Secretary of State John Kerry is pushing for a ceasefire and more aid access to Aleppo, where rebel-held areas are being cut off and the United Nations has warned a new humanitarian disaster could be on the way.
Aid workers said on Wednesday the water supply to Aleppo, still home to two million people, was no longer functioning.
Kerry is hoping for agreement at a meeting in Munich on Thursday between Russia, the United States, Saudi Arabia, Iran and other powers, aimed at trying to revive peace negotiations that foundered earlier this month.
Syrian officials have indicated no plans to ease up the war effort. A Syrian military source said on Wednesday the battle for Aleppo, a major prize in a war which has killed a quarter of a million people, would continue in "all directions."

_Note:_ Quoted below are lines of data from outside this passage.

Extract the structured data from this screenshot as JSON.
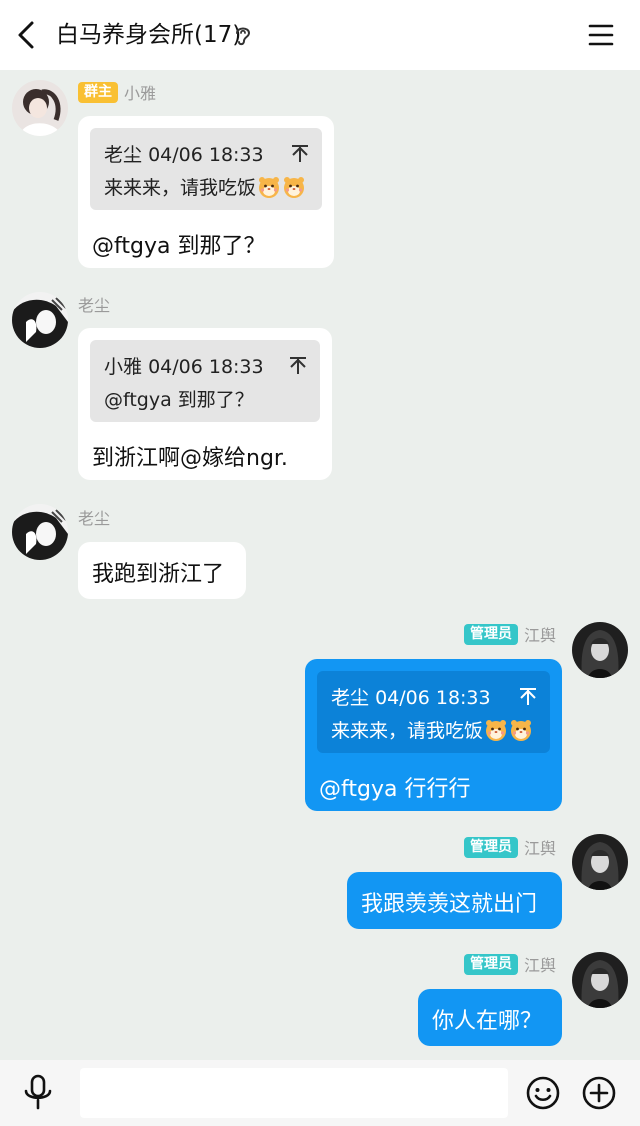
{
  "header": {
    "title": "白马养身会所(17)",
    "back_icon": "chevron-left-icon",
    "ear_icon": "ear-icon",
    "menu_icon": "menu-icon"
  },
  "messages": [
    {
      "sender": "小雅",
      "badge": "群主",
      "quote": {
        "author": "老尘",
        "time": "04/06 18:33",
        "text": "来来来，请我吃饭",
        "emoji_count": 2
      },
      "text": "@ftgya 到那了？"
    },
    {
      "sender": "老尘",
      "quote": {
        "author": "小雅",
        "time": "04/06 18:33",
        "text": "@ftgya 到那了？"
      },
      "text": "到浙江啊@嫁给ngr."
    },
    {
      "sender": "老尘",
      "text": "我跑到浙江了"
    },
    {
      "sender": "江舆",
      "badge": "管理员",
      "quote": {
        "author": "老尘",
        "time": "04/06 18:33",
        "text": "来来来，请我吃饭",
        "emoji_count": 2
      },
      "text": "@ftgya 行行行"
    },
    {
      "sender": "江舆",
      "badge": "管理员",
      "text": "我跟羡羡这就出门"
    },
    {
      "sender": "江舆",
      "badge": "管理员",
      "text": "你人在哪？"
    }
  ],
  "input_bar": {
    "placeholder": "",
    "mic_icon": "microphone-icon",
    "emoji_icon": "smiley-icon",
    "plus_icon": "plus-circle-icon"
  },
  "colors": {
    "background": "#ebefec",
    "bubble_in": "#ffffff",
    "bubble_out": "#1296f3",
    "quote_in": "#e5e5e5",
    "quote_out": "#0c82d8",
    "badge_owner": "#f9c033",
    "badge_admin": "#35c6c9"
  }
}
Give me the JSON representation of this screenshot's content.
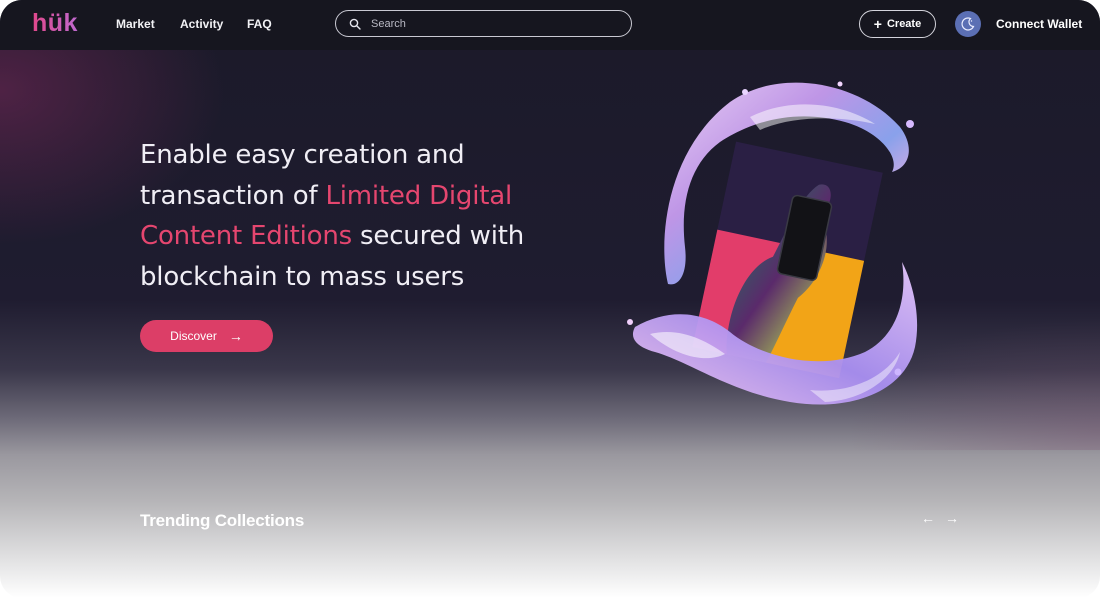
{
  "nav": {
    "logo": "hük",
    "links": [
      "Market",
      "Activity",
      "FAQ"
    ],
    "search_placeholder": "Search",
    "create_label": "Create",
    "connect_label": "Connect Wallet"
  },
  "hero": {
    "line1": "Enable easy creation and",
    "line2_pre": "transaction of ",
    "accent_1": "Limited Digital",
    "accent_2": "Content Editions",
    "line3_post": " secured with",
    "line4": "blockchain to mass users",
    "cta_label": "Discover",
    "cta_icon": "arrow-right-icon"
  },
  "trending": {
    "title": "Trending Collections",
    "prev_icon": "arrow-left-icon",
    "next_icon": "arrow-right-icon"
  },
  "colors": {
    "accent": "#e5466f",
    "button": "#dc3e67",
    "nav_bg": "#16161f",
    "avatar": "#5b6fb4"
  }
}
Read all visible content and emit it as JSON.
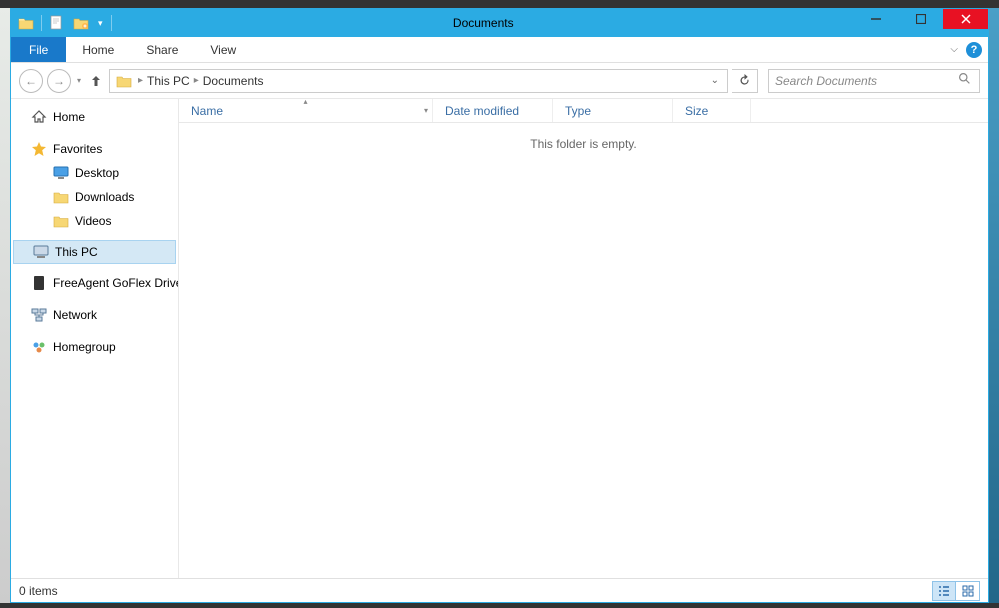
{
  "window": {
    "title": "Documents"
  },
  "ribbon": {
    "file": "File",
    "tabs": [
      "Home",
      "Share",
      "View"
    ]
  },
  "breadcrumb": {
    "root": "This PC",
    "current": "Documents"
  },
  "search": {
    "placeholder": "Search Documents"
  },
  "navpane": {
    "home": "Home",
    "favorites": "Favorites",
    "fav_items": [
      "Desktop",
      "Downloads",
      "Videos"
    ],
    "this_pc": "This PC",
    "drive": "FreeAgent GoFlex Drive",
    "network": "Network",
    "homegroup": "Homegroup"
  },
  "columns": {
    "name": "Name",
    "date": "Date modified",
    "type": "Type",
    "size": "Size"
  },
  "content": {
    "empty_message": "This folder is empty."
  },
  "statusbar": {
    "item_count": "0 items"
  }
}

Syrian Information Minister Omran al-Zoubi said the government expected a tough but relatively short battle to return the city to state control. "I do not expect the battle of Aleppo to go on long," he told Reuters in Damascus.
A Western official said Russia had made a proposal to begin a ceasefire in Syria on March 1, but that Washington has concerns about parts of it and no agreement had been reached.
In Washington, a state department envoy told Congress the United States needs to consider options in case the diplomatic push does not succeed.
Asked how soon a ceasefire could be put in place, a Russian diplomat who declined to be identified said: "Maybe March, I think so."
At a closed-door meeting of the 15-member U.N. Security Council on Wednesday, several members pressed Russia to end the Aleppo bombing sooner.